2. 1.2 A typical pension problem graph has a steep positive slope in the
accumulation phase and a negative slope in the decumulation phase: True
The typical pension wealth profile increases during the accumulation phase
and decreases during the decumulation phase
3. 1.3 The covariance between assets in an optimal portfolio influences the
steepness of that portfolio in the capital allocation line.: True
,The covariance between assets affects portfolio risk and therefore
determines the slope of the capital Allocation Line
4. 1.4 Any two envelope portfolios will determine the entire envelope
frontier. Moreover in excel, we can use data table to discover this envelope
frontier including short sale constraints.: False
The efficient frontier is generated by many portfolios, not by any arbitrary
two envelope portfolios
5. 1.5 To construct the sim variance-covariance matrix, all that is needed
are the historical returns on the individual assets on the market: True
The single index Model constructs the variance-covariance matrix using
returns (historical) on individual assets and the market
6. 1.6 You use the shrinkage method to create a variance- covariance
matrix and find that it performs the best among different variance-
covariance alternatives.

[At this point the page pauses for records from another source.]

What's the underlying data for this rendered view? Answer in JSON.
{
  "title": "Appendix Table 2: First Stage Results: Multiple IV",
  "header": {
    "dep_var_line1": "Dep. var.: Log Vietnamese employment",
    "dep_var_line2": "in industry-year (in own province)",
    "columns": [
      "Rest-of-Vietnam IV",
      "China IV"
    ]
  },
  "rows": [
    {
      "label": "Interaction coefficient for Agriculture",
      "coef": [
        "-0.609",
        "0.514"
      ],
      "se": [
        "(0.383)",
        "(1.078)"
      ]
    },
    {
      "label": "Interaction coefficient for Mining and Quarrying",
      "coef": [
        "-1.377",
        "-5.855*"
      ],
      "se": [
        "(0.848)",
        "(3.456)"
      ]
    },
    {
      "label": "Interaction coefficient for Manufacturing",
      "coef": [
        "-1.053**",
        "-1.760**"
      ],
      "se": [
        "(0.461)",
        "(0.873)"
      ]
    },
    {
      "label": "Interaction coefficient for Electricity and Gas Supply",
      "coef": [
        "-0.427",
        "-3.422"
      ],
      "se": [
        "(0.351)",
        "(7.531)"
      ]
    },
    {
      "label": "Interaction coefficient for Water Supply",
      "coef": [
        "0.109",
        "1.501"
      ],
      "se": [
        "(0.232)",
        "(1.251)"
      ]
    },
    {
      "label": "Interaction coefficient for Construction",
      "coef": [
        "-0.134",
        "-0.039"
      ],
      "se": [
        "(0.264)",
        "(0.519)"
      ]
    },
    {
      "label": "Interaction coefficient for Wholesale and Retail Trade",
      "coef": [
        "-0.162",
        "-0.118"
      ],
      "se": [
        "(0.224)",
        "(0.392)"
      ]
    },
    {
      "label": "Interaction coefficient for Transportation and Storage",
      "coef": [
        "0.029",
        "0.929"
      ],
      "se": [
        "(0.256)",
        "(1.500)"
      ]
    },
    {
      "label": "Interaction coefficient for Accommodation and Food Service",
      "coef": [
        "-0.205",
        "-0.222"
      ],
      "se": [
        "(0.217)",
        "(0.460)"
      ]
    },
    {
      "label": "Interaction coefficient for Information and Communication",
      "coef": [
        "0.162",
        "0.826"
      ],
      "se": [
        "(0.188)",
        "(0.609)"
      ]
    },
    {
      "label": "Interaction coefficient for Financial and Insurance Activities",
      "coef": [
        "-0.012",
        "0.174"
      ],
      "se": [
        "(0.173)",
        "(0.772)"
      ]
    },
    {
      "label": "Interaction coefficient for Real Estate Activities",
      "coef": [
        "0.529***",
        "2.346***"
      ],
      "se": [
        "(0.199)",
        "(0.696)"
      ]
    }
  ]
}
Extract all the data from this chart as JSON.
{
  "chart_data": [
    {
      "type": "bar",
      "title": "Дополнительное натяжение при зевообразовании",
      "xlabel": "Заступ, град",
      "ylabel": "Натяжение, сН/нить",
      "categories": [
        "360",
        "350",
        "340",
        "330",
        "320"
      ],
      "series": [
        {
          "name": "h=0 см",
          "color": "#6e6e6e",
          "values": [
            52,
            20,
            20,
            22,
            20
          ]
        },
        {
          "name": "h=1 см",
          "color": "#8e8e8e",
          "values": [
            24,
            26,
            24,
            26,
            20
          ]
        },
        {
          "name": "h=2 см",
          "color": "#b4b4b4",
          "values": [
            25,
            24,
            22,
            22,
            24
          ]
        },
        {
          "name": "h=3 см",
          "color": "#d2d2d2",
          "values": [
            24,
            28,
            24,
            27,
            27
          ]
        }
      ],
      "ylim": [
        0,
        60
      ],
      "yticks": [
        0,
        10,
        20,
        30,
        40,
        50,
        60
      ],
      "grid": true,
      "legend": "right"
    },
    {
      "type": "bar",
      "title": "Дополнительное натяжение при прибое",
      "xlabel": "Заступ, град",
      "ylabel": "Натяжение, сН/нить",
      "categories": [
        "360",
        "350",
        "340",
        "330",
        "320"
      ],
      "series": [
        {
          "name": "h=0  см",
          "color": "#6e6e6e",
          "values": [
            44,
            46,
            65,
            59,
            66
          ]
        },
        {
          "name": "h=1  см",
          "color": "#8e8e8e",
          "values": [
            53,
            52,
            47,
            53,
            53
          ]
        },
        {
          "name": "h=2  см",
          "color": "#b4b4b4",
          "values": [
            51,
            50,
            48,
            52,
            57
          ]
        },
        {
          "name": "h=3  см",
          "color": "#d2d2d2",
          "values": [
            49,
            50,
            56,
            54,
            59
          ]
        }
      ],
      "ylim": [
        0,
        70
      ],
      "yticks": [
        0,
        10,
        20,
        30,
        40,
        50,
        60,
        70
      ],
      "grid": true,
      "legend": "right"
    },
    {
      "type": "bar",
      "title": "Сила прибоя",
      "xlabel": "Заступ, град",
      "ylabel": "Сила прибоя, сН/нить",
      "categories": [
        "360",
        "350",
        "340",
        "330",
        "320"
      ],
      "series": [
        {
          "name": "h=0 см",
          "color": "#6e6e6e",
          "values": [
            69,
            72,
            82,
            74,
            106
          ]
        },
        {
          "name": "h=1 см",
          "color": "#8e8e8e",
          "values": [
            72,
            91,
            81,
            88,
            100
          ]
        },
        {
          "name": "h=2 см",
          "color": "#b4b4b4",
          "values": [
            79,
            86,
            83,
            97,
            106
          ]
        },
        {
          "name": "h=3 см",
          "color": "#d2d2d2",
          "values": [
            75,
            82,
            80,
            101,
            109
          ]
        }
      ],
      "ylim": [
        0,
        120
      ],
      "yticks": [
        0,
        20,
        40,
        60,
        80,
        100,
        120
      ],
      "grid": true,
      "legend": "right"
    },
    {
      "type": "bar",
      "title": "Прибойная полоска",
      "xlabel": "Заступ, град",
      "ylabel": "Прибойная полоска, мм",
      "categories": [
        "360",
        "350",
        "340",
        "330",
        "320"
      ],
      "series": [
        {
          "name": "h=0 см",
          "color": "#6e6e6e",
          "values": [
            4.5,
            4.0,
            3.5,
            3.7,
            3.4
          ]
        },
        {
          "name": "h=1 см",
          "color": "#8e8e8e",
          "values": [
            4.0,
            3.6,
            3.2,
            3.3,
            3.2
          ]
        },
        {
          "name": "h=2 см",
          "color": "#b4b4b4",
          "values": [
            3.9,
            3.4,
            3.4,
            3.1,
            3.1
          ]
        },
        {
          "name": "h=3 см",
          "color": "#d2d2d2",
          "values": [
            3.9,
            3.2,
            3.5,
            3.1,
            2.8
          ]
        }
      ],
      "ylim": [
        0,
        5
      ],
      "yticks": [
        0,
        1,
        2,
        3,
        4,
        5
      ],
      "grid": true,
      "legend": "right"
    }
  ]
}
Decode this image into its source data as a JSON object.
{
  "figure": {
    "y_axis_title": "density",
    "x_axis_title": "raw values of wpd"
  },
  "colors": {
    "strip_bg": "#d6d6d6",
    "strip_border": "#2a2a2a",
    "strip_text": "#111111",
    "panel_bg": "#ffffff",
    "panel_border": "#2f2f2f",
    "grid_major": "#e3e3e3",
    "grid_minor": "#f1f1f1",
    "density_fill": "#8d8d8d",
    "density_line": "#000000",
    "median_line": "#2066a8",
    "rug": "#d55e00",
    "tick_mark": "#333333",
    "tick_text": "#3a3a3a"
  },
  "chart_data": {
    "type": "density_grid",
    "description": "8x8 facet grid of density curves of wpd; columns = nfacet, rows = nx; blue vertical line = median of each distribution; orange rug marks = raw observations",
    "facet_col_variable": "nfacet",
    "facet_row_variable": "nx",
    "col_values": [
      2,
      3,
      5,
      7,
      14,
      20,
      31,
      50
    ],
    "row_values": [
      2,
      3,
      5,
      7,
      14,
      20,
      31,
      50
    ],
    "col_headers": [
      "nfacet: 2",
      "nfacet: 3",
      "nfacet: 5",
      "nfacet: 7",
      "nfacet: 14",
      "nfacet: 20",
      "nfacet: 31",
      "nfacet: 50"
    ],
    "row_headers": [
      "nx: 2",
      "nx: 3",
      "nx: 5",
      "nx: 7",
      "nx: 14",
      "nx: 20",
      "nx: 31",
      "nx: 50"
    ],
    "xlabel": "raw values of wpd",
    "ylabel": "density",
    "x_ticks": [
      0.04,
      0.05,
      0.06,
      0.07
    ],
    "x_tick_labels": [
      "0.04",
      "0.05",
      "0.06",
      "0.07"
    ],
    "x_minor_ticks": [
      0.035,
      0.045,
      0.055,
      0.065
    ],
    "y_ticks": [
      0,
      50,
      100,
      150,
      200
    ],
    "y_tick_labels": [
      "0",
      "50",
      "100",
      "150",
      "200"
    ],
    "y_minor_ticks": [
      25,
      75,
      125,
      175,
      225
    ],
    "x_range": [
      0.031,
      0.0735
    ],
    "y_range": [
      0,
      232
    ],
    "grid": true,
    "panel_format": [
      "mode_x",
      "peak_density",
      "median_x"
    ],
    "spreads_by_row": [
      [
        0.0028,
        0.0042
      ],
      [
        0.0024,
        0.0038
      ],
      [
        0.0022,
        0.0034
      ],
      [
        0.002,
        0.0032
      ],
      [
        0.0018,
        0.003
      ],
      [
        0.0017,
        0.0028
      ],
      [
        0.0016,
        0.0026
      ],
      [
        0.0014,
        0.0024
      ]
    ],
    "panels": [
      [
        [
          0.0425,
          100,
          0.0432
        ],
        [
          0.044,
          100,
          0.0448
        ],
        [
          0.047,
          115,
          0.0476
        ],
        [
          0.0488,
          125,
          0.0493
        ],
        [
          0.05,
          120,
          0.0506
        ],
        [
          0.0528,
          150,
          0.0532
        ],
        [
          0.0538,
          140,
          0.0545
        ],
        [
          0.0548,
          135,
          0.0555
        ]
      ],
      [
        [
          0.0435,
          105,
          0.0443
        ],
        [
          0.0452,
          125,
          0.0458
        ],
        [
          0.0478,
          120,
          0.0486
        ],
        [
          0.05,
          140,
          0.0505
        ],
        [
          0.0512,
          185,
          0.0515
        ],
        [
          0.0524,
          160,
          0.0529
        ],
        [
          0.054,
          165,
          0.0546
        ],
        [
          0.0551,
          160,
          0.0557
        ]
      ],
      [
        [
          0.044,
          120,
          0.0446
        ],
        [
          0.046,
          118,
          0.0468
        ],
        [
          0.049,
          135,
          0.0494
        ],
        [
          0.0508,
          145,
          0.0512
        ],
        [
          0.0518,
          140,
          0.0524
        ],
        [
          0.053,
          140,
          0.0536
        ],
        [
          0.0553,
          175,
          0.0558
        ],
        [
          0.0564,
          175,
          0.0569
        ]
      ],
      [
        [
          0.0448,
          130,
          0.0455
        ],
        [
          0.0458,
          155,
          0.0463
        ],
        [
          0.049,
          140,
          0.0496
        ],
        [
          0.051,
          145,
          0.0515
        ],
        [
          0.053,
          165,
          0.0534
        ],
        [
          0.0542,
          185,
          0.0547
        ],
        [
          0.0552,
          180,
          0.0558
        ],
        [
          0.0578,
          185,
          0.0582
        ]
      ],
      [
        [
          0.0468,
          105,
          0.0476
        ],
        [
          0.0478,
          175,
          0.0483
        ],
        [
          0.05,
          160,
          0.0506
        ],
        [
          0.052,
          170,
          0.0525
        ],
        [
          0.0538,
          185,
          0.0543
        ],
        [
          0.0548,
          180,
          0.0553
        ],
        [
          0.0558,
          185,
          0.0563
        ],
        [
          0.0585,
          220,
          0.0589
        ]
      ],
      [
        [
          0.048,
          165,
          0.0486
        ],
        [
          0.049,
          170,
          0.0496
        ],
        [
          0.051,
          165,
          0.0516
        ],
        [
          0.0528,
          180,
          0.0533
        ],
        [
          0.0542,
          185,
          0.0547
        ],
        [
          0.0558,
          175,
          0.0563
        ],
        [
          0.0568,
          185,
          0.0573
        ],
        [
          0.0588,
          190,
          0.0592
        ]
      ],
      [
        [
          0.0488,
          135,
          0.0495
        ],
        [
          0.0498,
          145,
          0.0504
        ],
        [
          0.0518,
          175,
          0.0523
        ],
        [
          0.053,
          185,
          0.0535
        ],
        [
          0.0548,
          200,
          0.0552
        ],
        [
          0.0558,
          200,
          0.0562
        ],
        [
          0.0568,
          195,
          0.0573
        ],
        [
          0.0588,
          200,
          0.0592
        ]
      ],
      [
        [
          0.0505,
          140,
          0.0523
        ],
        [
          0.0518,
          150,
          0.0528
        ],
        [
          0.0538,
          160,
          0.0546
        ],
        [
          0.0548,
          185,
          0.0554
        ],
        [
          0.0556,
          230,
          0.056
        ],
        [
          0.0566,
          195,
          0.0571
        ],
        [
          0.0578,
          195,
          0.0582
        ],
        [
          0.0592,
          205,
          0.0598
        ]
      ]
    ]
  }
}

This indicates that it will continue to perform well in
future out-of-sample tests.: False
, The best in-sample variance-covariance matrix does not necessarily perform
best out of sample
7. 1.7 An investor willing to short-sell is able to obtain a higher Sharpe ratio
than an investor who dislikes short-selling: True
The allowance of short-selling expands the opportunity set and can increase
the maximum attainable Sharpe ratio.
8. 1.8 Incorporating investor opinions requires vector addition and the
computation of the constant correlation coefficient: False
The incorporation of investor is done by adjusting expected returns, not by
computing a constant correlation coefficient.
9. 1.9 you can incorporate investor opinions to improve the GMVP: False
The Global minimum variance portfolio (GMVP) depends only on variances
and covariances, not on investor views or expected returns.